I really do wish that they’d invent the computer that one can just connect directly to their brain and it would interpret the brainwaves and patterns into images and words. Yeah, on the one hand it would be super neat, but on the other I’d probably traumatize myself with the images!
Why aren’t these schmucks responding on the forums at my school? Bastards. Wasted effort on my part. Rat bastards.
Carnivale…all I want to do is leave and go watch it.
Change. It is good but dollars are better…unless we are talking gold coins here.

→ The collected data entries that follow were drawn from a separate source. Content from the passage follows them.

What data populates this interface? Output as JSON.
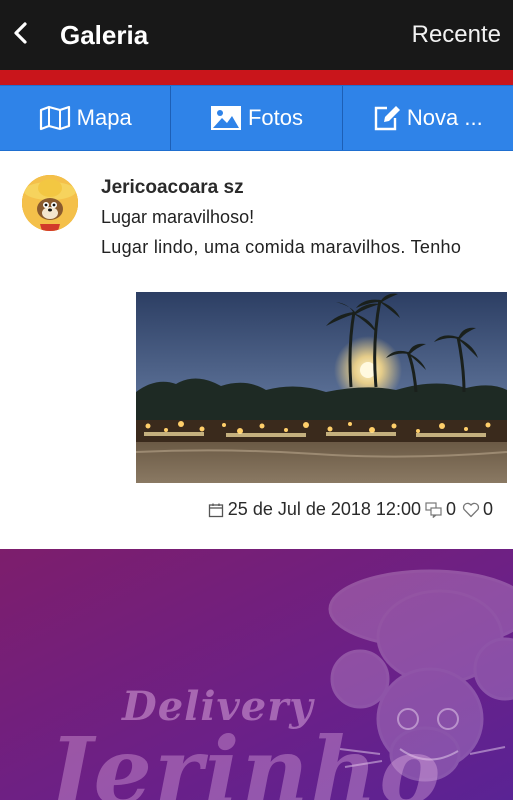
{
  "appbar": {
    "title": "Galeria",
    "action_label": "Recente"
  },
  "tabs": [
    {
      "label": "Mapa",
      "icon": "map-icon"
    },
    {
      "label": "Fotos",
      "icon": "image-icon"
    },
    {
      "label": "Nova ...",
      "icon": "edit-icon"
    }
  ],
  "post": {
    "author": "Jericoacoara sz",
    "title": "Lugar maravilhoso!",
    "body": "Lugar lindo, uma comida maravilhos. Tenho",
    "date": "25 de Jul de 2018 12:00",
    "comments": "0",
    "likes": "0"
  },
  "banner": {
    "line1": "Delivery",
    "line2": "Jerinho"
  },
  "colors": {
    "appbar": "#181818",
    "accent_red": "#c9151b",
    "tab_blue": "#2f83e8",
    "banner_purple": "#6a2185"
  }
}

I should write that article on change…just to see how well I can bullshit these fiendishly stupid twits and twats.
Pride? When is it? Do I dare attend and take my camera? Last year I almost got my ass kicked I think.
I hate.
Damn, boy, ya’ done good.
Dust of heroes, God will remember you…
Y’know, I can’t help but think how pretty Becky would look bound to the hood of that car. Three…maybe four straps total. Spread-eagle.
Thongs?! They should leave the kind worn on the feet alone…ban the fuckin’ things these bitches wear almost in their pants. Whale tail!
Pasties…just think about pasties…that’ll make everything better!
Men shouldn’t wear capris. Big guys…small guys…straight…gay…black…white…everything in between. Men should NOT under any circumstances wear capris. You’re just going to look like the world’s biggest pussy…even the girls at work will be laughing their asses off at you. And they’re the ones looking truly retarded!
Whale tail…
He really did look like a very thin bearded lady while wearing those damned capris.
Becky, whatever you are doing; I miss you.
These things happen.
I believe in second chances…but I just don’t believe everyone deserves them.
Rest…sweet, sweet blessed rest and nicotine.